Johnson worked for NASA as a "human computer" for more than three decades, providing data that "powered NASA's first successful space missions, per CNN. In addition to being a mathematician at a time when women weren't welcome in the field, Johnson was also African-American, beginning "her scientific career in the age of Jim Crow," according to The New York Times. The outlet notes that African-American women such as Johnson, who worked for NASA around the 1950s, dealt with "double segregation." While NASA's white female mathematicians were separated from the white male mathematicians, African-American female mathematicians were segregated from both groups, "consigned to separate office, dining and bathroom facilities." In the face of adversity, Johnson kept her head up while also keeping her nose to the grindstone.

On Feb. 24, 2020, the agency to which Johnson dedicated her life reflected on the legacy she leaves behind. "Ms. Johnson helped our nation enlarge the frontiers of space even as she made huge strides that also opened doors for women and people of color in the universal human quest to explore space," said NASA Administrator Jim Bridenstine in a statement. "At NASA we will never forget her courage and leadership and the milestones we could not have reached without her."

While Johnson's impact is undeniable, it wasn't until later in life that she went from being a hidden figure to being publicly recognized for her accomplishments.

Katherine Johnson went from unsung hero to Hollywood hero

Katherine Johnson was an unsung hero for a long time, but her contributions won't soon be forgotten thanks, in part, to Hollywood. In 2016, the mathematician entered the realm of pop culture with the film Hidden Figures. The movie celebrated the untold story of African-American women at NASA, with Taraji P. Henson portraying Johnson. Following massive box office success, Hidden Figures went on to be nominated in three categories at the 89th Academy Awards, including best picture. The film didn't win an Oscar, but Johnson received a standing ovation at the award show when she appeared onstage with the Hidden Figures cast.

In addition to being recognized at the Oscars, another good thing to seemingly come to fruition as a result of the film was NASA dedicating a building in the mathematician's honor in 2017. The Katherine G. Johnson Computational Research Facility is located at the Langley Research Center in Hampton, Va. At the time of the opening, Langley Director David Bowles called Johnson "one of the most admired and inspirational people ever associated with NASA." He said, "I can't imagine a better tribute to Mrs.
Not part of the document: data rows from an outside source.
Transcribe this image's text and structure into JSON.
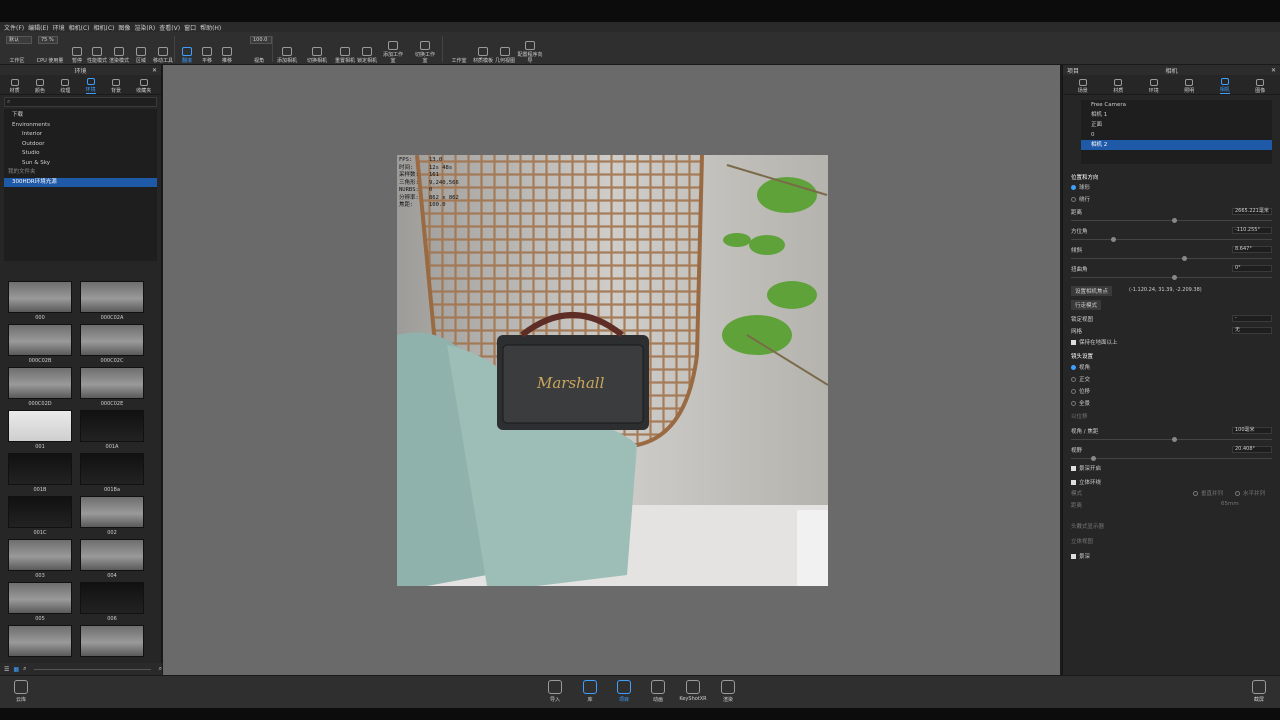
{
  "menu": [
    "文件(F)",
    "编辑(E)",
    "环境",
    "相机(C)",
    "相机(C)",
    "图像",
    "渲染(R)",
    "查看(V)",
    "窗口",
    "帮助(H)"
  ],
  "toolbar": {
    "preset_value": "默认",
    "slider_value": "75 %",
    "zoom_value": "100.0",
    "buttons": [
      "工作区",
      "CPU 使用量",
      "暂停",
      "性能模式",
      "渲染模式",
      "区域",
      "移动工具",
      "翻滚",
      "平移",
      "推移",
      "视角",
      "添加相机",
      "切换相机",
      "重置相机",
      "锁定相机",
      "添加工作室",
      "切换工作室",
      "工作室",
      "材质模板",
      "几何视图",
      "配置程序向导"
    ]
  },
  "left_panel": {
    "header": "环境",
    "tabs": [
      "材质",
      "颜色",
      "纹理",
      "环境",
      "背景",
      "收藏夹"
    ],
    "active_tab": "环境",
    "search_placeholder": "",
    "tree": [
      "下载",
      "Environments",
      "Interior",
      "Outdoor",
      "Studio",
      "Sun & Sky",
      "我的文件夹",
      "300HDR环境光源"
    ],
    "thumbs": [
      "000",
      "000C02A",
      "000C02B",
      "000C02C",
      "000C02D",
      "000C02E",
      "001",
      "001A",
      "001B",
      "001Ba",
      "001C",
      "002",
      "003",
      "004",
      "005",
      "006"
    ]
  },
  "render_stats": [
    {
      "k": "FPS:",
      "v": "13.0"
    },
    {
      "k": "时间:",
      "v": "12s 48s"
    },
    {
      "k": "采样数:",
      "v": "161"
    },
    {
      "k": "三角形:",
      "v": "9,240,566"
    },
    {
      "k": "NURBS:",
      "v": "0"
    },
    {
      "k": "分辨率:",
      "v": "862 x 862"
    },
    {
      "k": "焦距:",
      "v": "100.0"
    }
  ],
  "right_panel": {
    "title_left": "项目",
    "title_center": "相机",
    "tabs": [
      "场景",
      "材质",
      "环境",
      "照明",
      "相机",
      "图像"
    ],
    "active_tab": "相机",
    "cameras": [
      "Free Camera",
      "相机 1",
      "正面",
      "0",
      "相机 2"
    ],
    "section_position": "位置和方向",
    "radio_a": "球形",
    "radio_b": "绕行",
    "distance_label": "距离",
    "distance_value": "2665.221毫米",
    "azimuth_label": "方位角",
    "azimuth_value": "-110.255°",
    "incline_label": "倾斜",
    "incline_value": "8.647°",
    "twist_label": "扭曲角",
    "twist_value": "0°",
    "set_lookat": "设置相机焦点",
    "lookat_coords": "(-1.120.24, 31.39, -2.209.38)",
    "walk_mode": "行走模式",
    "lock_view_label": "锁定视图",
    "lock_view_value": "-",
    "grid_label": "网格",
    "grid_value": "无",
    "keep_above": "保持在地面以上",
    "lens_section": "镜头设置",
    "lens_options": [
      "视角",
      "正交",
      "位移",
      "全景"
    ],
    "shift_label": "以位移",
    "fov_label": "视角 / 焦距",
    "fov_value": "100毫米",
    "field_label": "视野",
    "field_value": "20.408°",
    "depth_label": "景深开启",
    "stereo_label": "立体环绕",
    "mode_label": "模式",
    "spacing_label": "距离",
    "mode_opt1": "垂直并列",
    "mode_opt2": "水平并列",
    "spacing_value": "65mm",
    "headset_label": "头戴式显示器",
    "stereo_view": "立体视图",
    "dof_label": "景深"
  },
  "dock": {
    "buttons": [
      "导入",
      "库",
      "项目",
      "动画",
      "KeyShotXR",
      "渲染"
    ],
    "active": "项目",
    "left_label": "云库",
    "right_label": "截屏"
  }
}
Johnson's character and accomplishments than this building that will bear her name." The honor was likely made all the more special considering Johnson had worked at Langley during her time at NASA from 1953 until she retired in 1986 (via The New York Times).
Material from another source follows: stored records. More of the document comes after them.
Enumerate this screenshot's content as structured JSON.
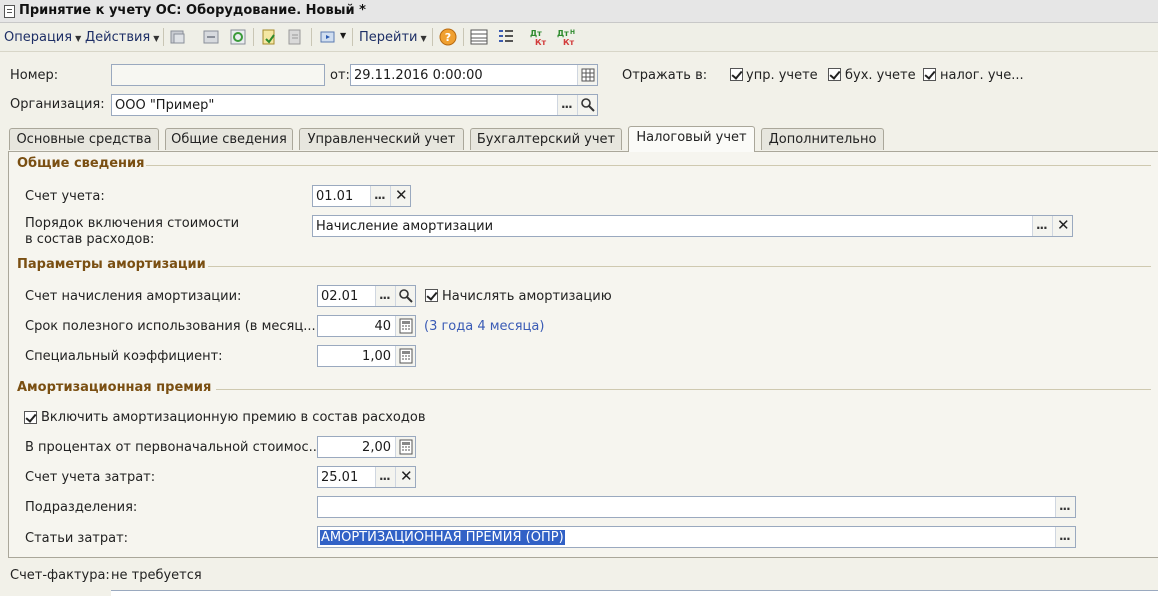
{
  "window": {
    "title": "Принятие к учету ОС: Оборудование. Новый *"
  },
  "toolbar": {
    "operation_label": "Операция",
    "actions_label": "Действия",
    "goto_label": "Перейти"
  },
  "header": {
    "number_label": "Номер:",
    "number_value": "",
    "date_label": "от:",
    "date_value": "29.11.2016  0:00:00",
    "reflect_label": "Отражать в:",
    "checks": [
      {
        "label": "упр. учете",
        "checked": true
      },
      {
        "label": "бух. учете",
        "checked": true
      },
      {
        "label": "налог. уче...",
        "checked": true
      }
    ],
    "org_label": "Организация:",
    "org_value": "ООО \"Пример\""
  },
  "tabs": [
    {
      "label": "Основные средства",
      "active": false
    },
    {
      "label": "Общие сведения",
      "active": false
    },
    {
      "label": "Управленческий учет",
      "active": false
    },
    {
      "label": "Бухгалтерский учет",
      "active": false
    },
    {
      "label": "Налоговый учет",
      "active": true
    },
    {
      "label": "Дополнительно",
      "active": false
    }
  ],
  "general": {
    "title": "Общие сведения",
    "account_label": "Счет учета:",
    "account_value": "01.01",
    "order_label_1": "Порядок включения стоимости",
    "order_label_2": "в состав расходов:",
    "order_value": "Начисление амортизации"
  },
  "depreciation": {
    "title": "Параметры амортизации",
    "account_label": "Счет начисления амортизации:",
    "account_value": "02.01",
    "accrue_label": "Начислять амортизацию",
    "accrue_checked": true,
    "term_label": "Срок полезного использования (в месяц...",
    "term_value": "40",
    "term_hint": "(3 года 4 месяца)",
    "coef_label": "Специальный коэффициент:",
    "coef_value": "1,00"
  },
  "premium": {
    "title": "Амортизационная премия",
    "include_label": "Включить амортизационную премию в состав расходов",
    "include_checked": true,
    "percent_label": "В процентах от первоначальной стоимос...",
    "percent_value": "2,00",
    "cost_account_label": "Счет учета затрат:",
    "cost_account_value": "25.01",
    "division_label": "Подразделения:",
    "division_value": "",
    "cost_item_label": "Статьи затрат:",
    "cost_item_value": "АМОРТИЗАЦИОННАЯ ПРЕМИЯ (ОПР)"
  },
  "footer": {
    "invoice_label": "Счет-фактура:",
    "invoice_value": "не требуется"
  },
  "colors": {
    "section_title": "#7a4f12",
    "hint": "#3a5bb5",
    "selection": "#3161c6"
  }
}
In light of Johnson's death, many are reflecting on the legacy of this incredible woman.

Hidden Figures cast members reflect on Katherine Johnson's life and legacy

Shortly after news broke that Katherine Johnson had passed away, actress Taraji P. Henson took to Instagram to celebrate the life of the woman she portrayed in Hidden Figures. "Thank you QUEEN #KatherineJohnson for sharing your intelligence, poise, grace and beauty with the world! Because of your hard work little girls EVERYWHERE can dream as big as the MOON!!! Your legacy will live on FORVER [sic] AND EVER!!! You ran so we could fly!!!"

Henson added, "I will forever be honored to have been [a part] of bringing your story to life. You/your story was hidden and thank GOD you are #hiddennomore ... God bless your beautiful family. I am so honored to have sat and broke bread with you all. My thoughts and prayers are with you!"

Fellow Hidden Figures cast member Octavia Spencer was one of many who also took to social media to share her thoughts on the trailblazer, writing, "So sad to hear that we've lost #KatherineJohnson a pioneer who contributed so much to humanity! It was an honor to be [a part] of telling her story and feeling the impact that her legacy has had on future women in STEM." 

Katherine Johnson may be gone, but it's very clear that she won't soon be forgotten. Our thoughts are with Johnson's loved ones during this difficult time.